Joanne Lowery was born in Cleveland, Ohio, and educated at the University of Michigan and University of Wisconsin. Her poems have appeared in many literary magazines, including Birmingham Poetry Review, 5 AM, Passages North, Atlanta Review,Poetry East, Poet Lore, Parting Gifts, SpoonRiver Poetry Review, and River Styx. Her most recent collections are Seven Misters from Pygmy Forest Press and two chapbooks (Poems that Work and Sweat) from Snark Publishing. She lives in Michigan.

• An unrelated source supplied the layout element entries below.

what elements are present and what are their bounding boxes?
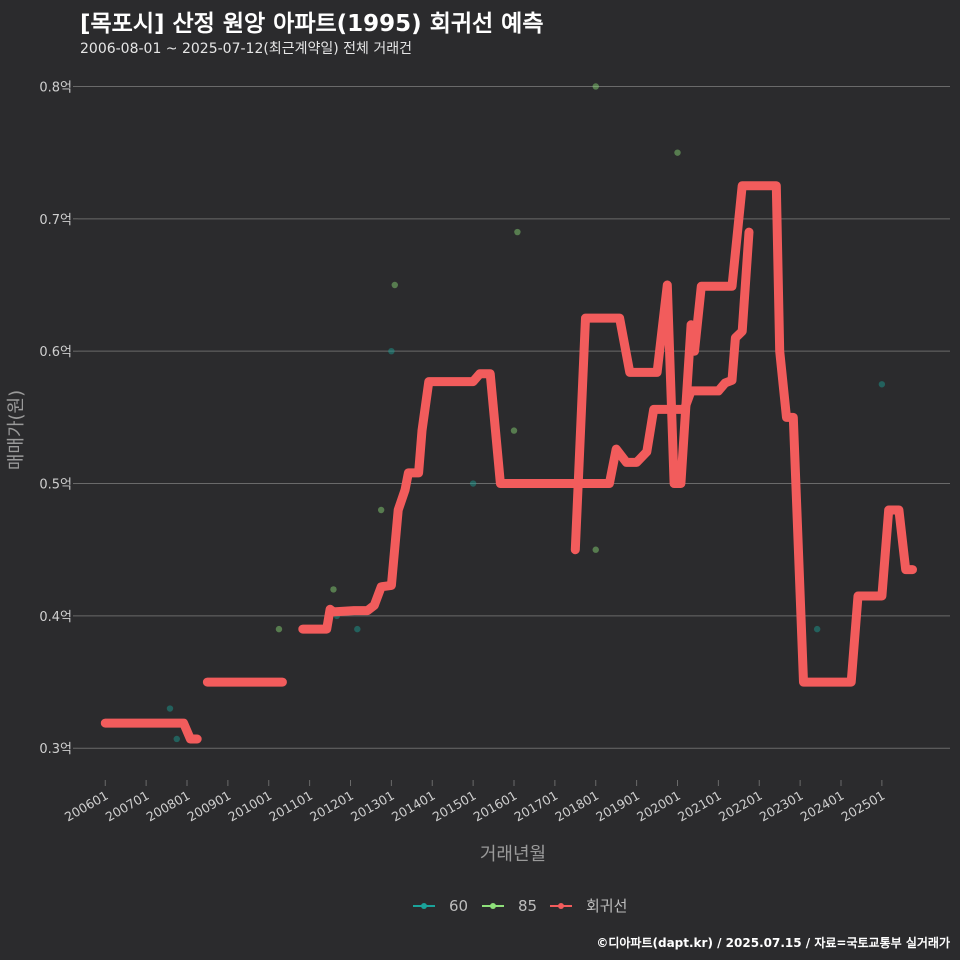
legend-swatch-dot xyxy=(490,903,496,909)
x-tick-label: 201201 xyxy=(307,788,356,825)
regression-line-segment xyxy=(570,181,917,687)
x-tick-label: 201801 xyxy=(552,788,601,825)
x-tick-label: 200801 xyxy=(144,788,193,825)
x-axis-title: 거래년월 xyxy=(480,844,546,865)
x-tick-label: 202001 xyxy=(634,788,683,825)
x-tick-label: 201001 xyxy=(225,788,274,825)
scatter-point-85 xyxy=(592,83,599,90)
y-tick-label: 0.3억 xyxy=(39,742,72,757)
x-tick-label: 202401 xyxy=(798,788,847,825)
y-tick-label: 0.8억 xyxy=(39,80,72,95)
legend-label: 85 xyxy=(518,897,537,915)
x-tick-label: 202501 xyxy=(839,788,888,825)
x-tick-label: 202301 xyxy=(757,788,806,825)
scatter-point-85 xyxy=(592,546,599,553)
scatter-point-60 xyxy=(469,480,477,487)
scatter-point-85 xyxy=(510,427,518,434)
legend-swatch-dot xyxy=(558,903,564,909)
x-tick-label: 201901 xyxy=(593,788,642,825)
y-tick-label: 0.4억 xyxy=(39,610,72,625)
y-tick-label: 0.7억 xyxy=(39,213,72,228)
x-tick-label: 201501 xyxy=(430,788,479,825)
chart-title: [목포시] 산정 원앙 아파트(1995) 회귀선 예측 xyxy=(80,11,544,37)
legend-swatch-dot xyxy=(421,903,427,909)
x-tick-label: 200601 xyxy=(62,788,111,825)
scatter-point-60 xyxy=(354,625,361,633)
x-tick-label: 202201 xyxy=(716,788,765,825)
scatter-point-85 xyxy=(391,281,398,289)
y-axis-title: 매매가(원) xyxy=(6,390,27,470)
legend-label: 60 xyxy=(449,897,468,915)
x-tick-label: 201301 xyxy=(348,788,397,825)
x-tick-label: 200901 xyxy=(185,788,234,825)
scatter-point-60 xyxy=(173,735,180,743)
scatter-point-85 xyxy=(275,625,283,633)
scatter-point-85 xyxy=(330,586,337,593)
scatter-point-60 xyxy=(813,625,821,633)
scatter-point-60 xyxy=(388,347,395,355)
scatter-point-60 xyxy=(166,705,174,712)
regression-line-segment xyxy=(100,718,202,744)
source-credit: ©디아파트(dapt.kr) / 2025.07.15 / 자료=국토교통부 실… xyxy=(596,936,950,950)
scatter-point-85 xyxy=(674,149,681,156)
chart-subtitle: 2006-08-01 ~ 2025-07-12(최근계약일) 전체 거래건 xyxy=(80,41,412,57)
y-tick-label: 0.6억 xyxy=(39,345,72,360)
x-tick-label: 201101 xyxy=(266,788,315,825)
x-tick-label: 201701 xyxy=(512,788,561,825)
x-tick-label: 201401 xyxy=(389,788,438,825)
x-tick-label: 201601 xyxy=(471,788,520,825)
regression-line-segment xyxy=(298,227,754,634)
scatter-point-60 xyxy=(878,381,886,388)
x-tick-label: 202101 xyxy=(675,788,724,825)
x-tick-label: 200701 xyxy=(103,788,152,825)
y-tick-label: 0.5억 xyxy=(39,478,72,493)
scatter-point-85 xyxy=(377,506,385,514)
legend-label: 회귀선 xyxy=(586,897,627,915)
scatter-point-85 xyxy=(514,228,521,236)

Seven Misters Ordering Details
Poems that Work and Sweat Ordering Details
 
 
Artist's Statement:

Writing poetry is the ultimate conjurer's trick: how to replicate the life of the mind within the confines of language. Though the general public persists in thinking that poetry is about "feelings," I would argue that it's much more about thinking, verbal craft, and the ways each of us processes experience. From all that swirls inside any person's mind, some things rise to the top, link up with kindred or alien ideas and mental pictures, then find their distinctive vocabulary.
For me, this means I have to do a lot of reading (most of it not poetry but fiction and history) looking for details and images that snag my interest. For example, the scene in "Hunt, 1831" (see poems below, and in the poetry section of this issue of Perigee) came to me from reading a book about the Santa Fe Trail, though my imagination added the antelope and embellished the setting. I especially like to write in different voices, such as the flip tone of "Clark Gable as Muse," (again, see below) and in historical contexts, exploring aspects of incongruity, sometimes in multi-poem series as variations on themes.
There's a famous quote by Williams about how people die miserably every day from a lack of what is found in poetry. I'm not sure that's literally true, though of course we all know people who seem to have no imaginative life or understanding of life's quintessential mystery. Poetry is so very much inside the poet's head (and secondarily in the reader's) that it may not be doing much good in terms of rescuing us from day-to-day frustrations or global problems. But poetry is something many of us certainly need, as basic to our human nature as storytelling, religion, and the desire for intimacy.
Writing poems gives me tremendous pleasure, and I think of it as having made my life much more interesting than it would otherwise be. If other people find pleasure in my poems, so much the better.
 

Hunt, 1831

 
Jeremiah rode out to hunt antelope
along the Santa Fe Trail
and ended up dead.

Black Feather rode out to hunt antelope
in what is now western Kansas
and ended up dead.

What is the I.Q. of an antelope?
If only a human can contemplate
its future death,
why do antelope run?

The rising moon skidded to a stop
above the running antelope.
It leaped over two limbed logs
of differing colors. The antelope
had the same thoughts as the moon.

See the moon light the antelope
for future guns and disappearing arrows.

See Diana pull her bow
across the historical sky.
 

Clark Gable as Muse

 
His mustache rubs your mouth raw
so words come out slow and fuzzy.
You almost wish he slapped your
Scarlett face. Just think after the
door slammed

and she ran up the staircase
weeping into her boudoir what a damn
good poem got written in a single draft.